Plant Parasites of Europe

leafminers, galls and fungi



Most species of this large genus are miners of the rind of stems or stem borers, and therefore play no role in this site (Spencer, 1964a). An odd species like O. maura makes a very long corridor that winds several times through a leaf, giving the genus its name (“ophis” = snake). The species that most frequently form true leaf mies have a characteristic life style. The egg is inserted someplace at the leaf underside, and the larva starts by making a corridor that looks for the midrib. (Not infrequently several eggs are deposited in a leaf, recognisable by the often strong callus grow around the egg.) When the midrib has been reached, either directly or by way of a thick side vein, the central cavity within the midrib becomes the main residence of the larva. At daytime it retreats into the very base of the midrib. Almost all frass is deposited here as well. Also the puparium is formed in the base of the midrib, just below the upper epidermis, in the narrow space between the stem and the leaf stalk. Only at night time the larva moves up through the midrib in the direction of the leaf tip and makes excursions into the blade. Sometimes considerable distances are covered from base to tip. To collect larvae or puparia it is mandatory to collect the complete leaf, not just the part that is visibly mined. After some time in the dark (or the fridge) the larva will be found high in the leaf. The larvae in the genus are remarkably long and slender.

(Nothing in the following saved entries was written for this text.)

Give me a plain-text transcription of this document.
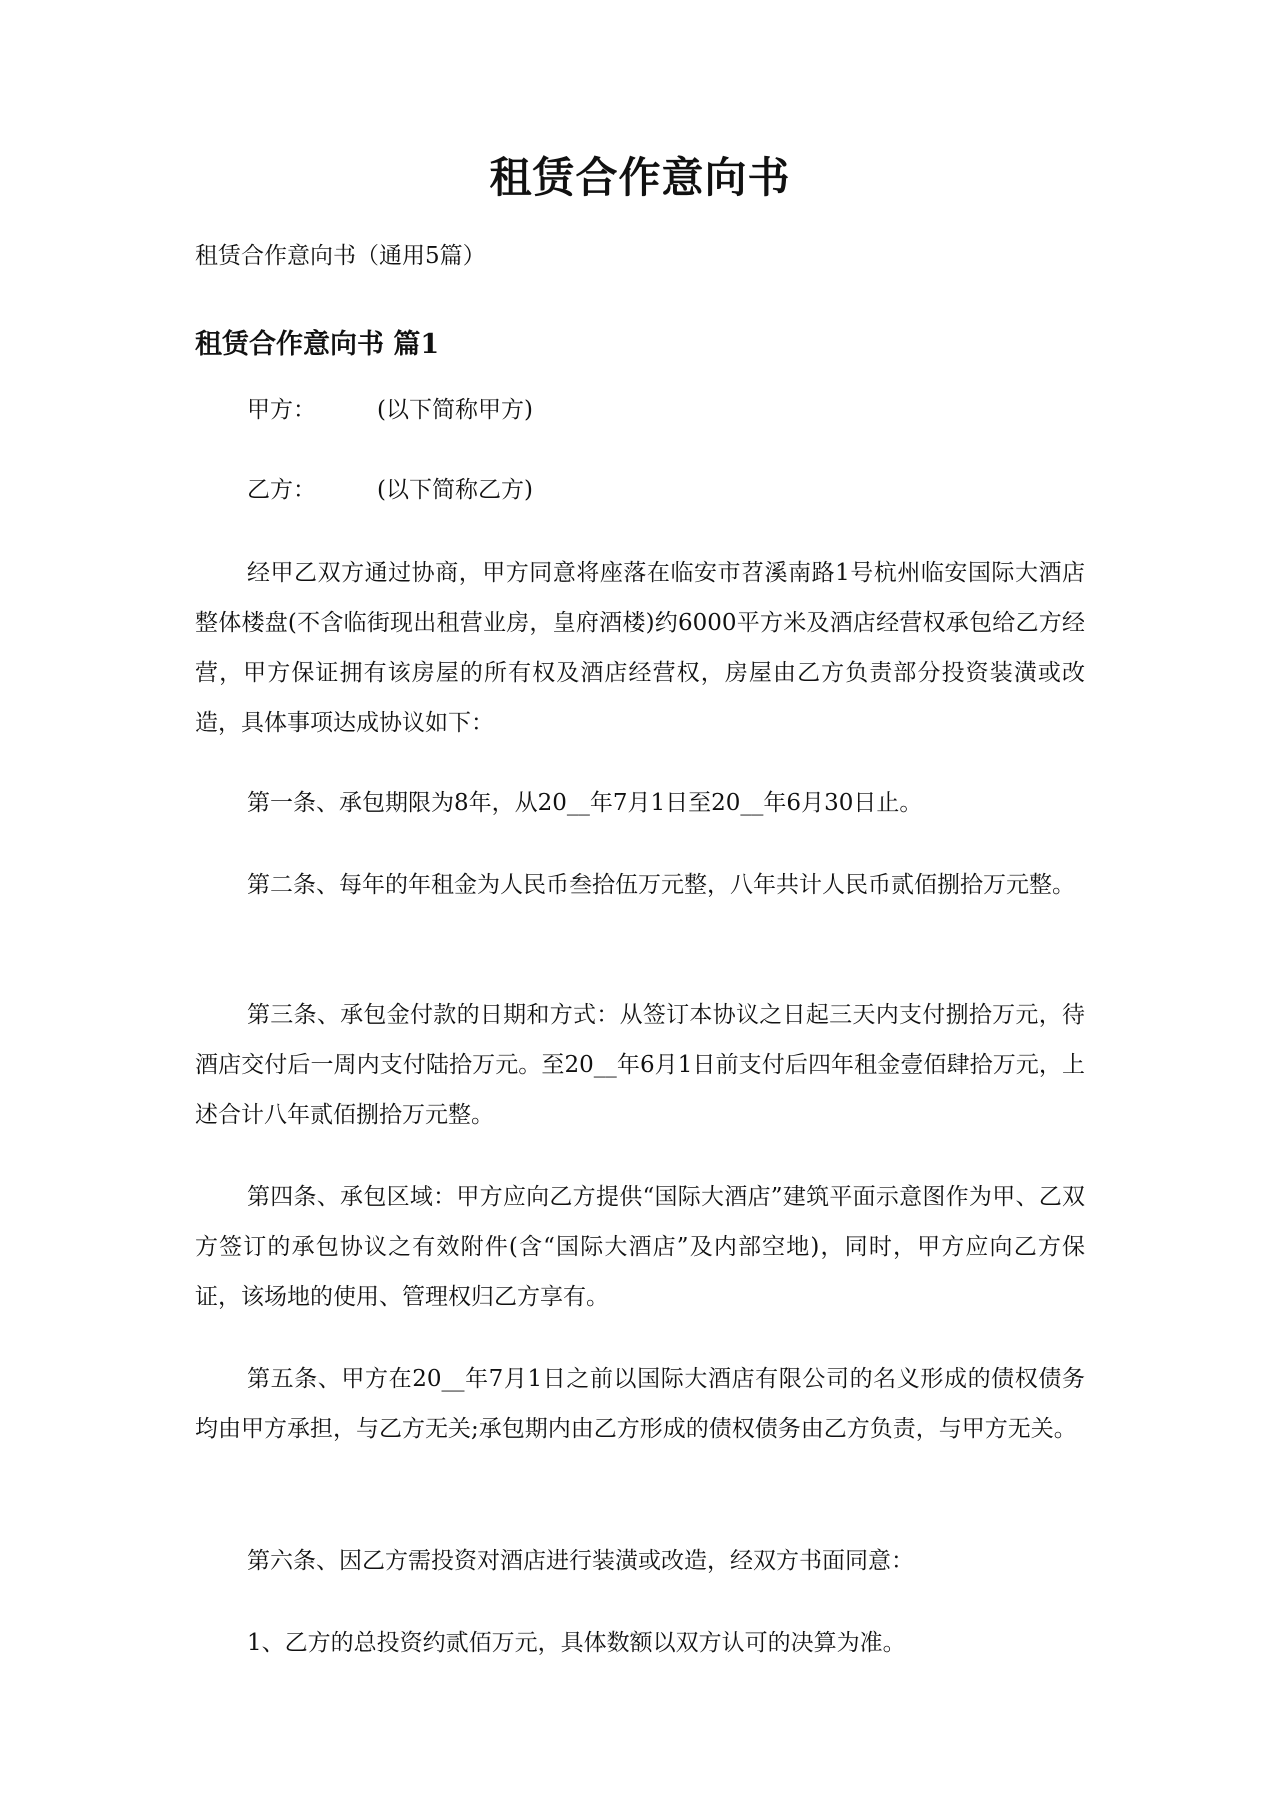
租赁合作意向书
租赁合作意向书（通用5篇）
租赁合作意向书 篇1
甲方：	(以下简称甲方)
乙方：	(以下简称乙方)

经甲乙双方通过协商，甲方同意将座落在临安市苕溪南路1号杭州临安国际大酒店整体楼盘(不含临街现出租营业房，皇府酒楼)约6000平方米及酒店经营权承包给乙方经营，甲方保证拥有该房屋的所有权及酒店经营权，房屋由乙方负责部分投资装潢或改造，具体事项达成协议如下：

第一条、承包期限为8年，从20__年7月1日至20__年6月30日止。

第二条、每年的年租金为人民币叁拾伍万元整，八年共计人民币贰佰捌拾万元整。

第三条、承包金付款的日期和方式：从签订本协议之日起三天内支付捌拾万元，待酒店交付后一周内支付陆拾万元。至20__年6月1日前支付后四年租金壹佰肆拾万元，上述合计八年贰佰捌拾万元整。

第四条、承包区域：甲方应向乙方提供“国际大酒店”建筑平面示意图作为甲、乙双方签订的承包协议之有效附件(含“国际大酒店”及内部空地)，同时，甲方应向乙方保证，该场地的使用、管理权归乙方享有。

第五条、甲方在20__年7月1日之前以国际大酒店有限公司的名义形成的债权债务均由甲方承担，与乙方无关;承包期内由乙方形成的债权债务由乙方负责，与甲方无关。

第六条、因乙方需投资对酒店进行装潢或改造，经双方书面同意：

1、乙方的总投资约贰佰万元，具体数额以双方认可的决算为准。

Ophiomyia mines bear an uncanny resemblance to mines of the common, polyphagous Liriomyza strigata. Important differences are that the corridors of Ophiomya are virtually free from frass, and that in Ophiomyia the puparium is formed within the mine.


With much light from behind the larva can be seen in the basal part of the midrib (in this case Ophiomyia beckeri on Lapsana communis).

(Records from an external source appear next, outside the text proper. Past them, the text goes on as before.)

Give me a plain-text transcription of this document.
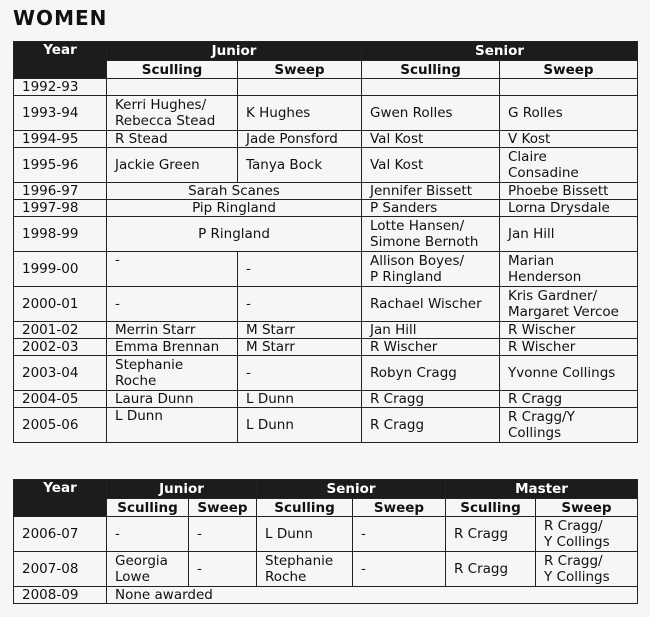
WOMEN
Year	Junior		Senior	
	Sculling	Sweep	Sculling	Sweep
1992-93				
1993-94	Kerri Hughes/
Rebecca Stead	K Hughes	Gwen Rolles	G Rolles
1994-95	R Stead	Jade Ponsford	Val Kost	V Kost
1995-96	Jackie Green	Tanya Bock	Val Kost	Claire
Consadine
1996-97	Sarah Scanes		Jennifer Bissett	Phoebe Bissett
1997-98	Pip Ringland		P Sanders	Lorna Drysdale
1998-99	P Ringland		Lotte Hansen/
Simone Bernoth	Jan Hill
1999-00	-	-	Allison Boyes/
P Ringland	Marian
Henderson
2000-01	-	-	Rachael Wischer	Kris Gardner/
Margaret Vercoe
2001-02	Merrin Starr	M Starr	Jan Hill	R Wischer
2002-03	Emma Brennan	M Starr	R Wischer	R Wischer
2003-04	Stephanie
Roche	-	Robyn Cragg	Yvonne Collings
2004-05	Laura Dunn	L Dunn	R Cragg	R Cragg
2005-06	L Dunn	L Dunn	R Cragg	R Cragg/Y
Collings
Year	Junior		Senior		Master	
	Sculling	Sweep	Sculling	Sweep	Sculling	Sweep
2006-07	-	-	L Dunn	-	R Cragg	R Cragg/
Y Collings
2007-08	Georgia
Lowe	-	Stephanie
Roche	-	R Cragg	R Cragg/
Y Collings
2008-09	None awarded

The same larva in the opened mine. Also the accumulation of frass is well visible.


Initial lower-surface corridor (Oph. cunctata on Sonchus oleraceus). Often several can be found on one leaf. The oviposition site often is marked by the formation of callus.


The leaf of Sonchus arvensis was about 40 cm long. At the moment of collecting the larva was resting in the very base of the leaf, some 30 cm from the visible part of the mine. (Amsterdam).


Larva (Oph. cunctata on Sonchus oleraceus).


Front spiraculum (top) and rear spiraculum (bottom) of, from left to right, O. beckeri, cunctata, pinguis, and pulicaria. After de Meijere (1943a, 1925a, 1925a, 1928a).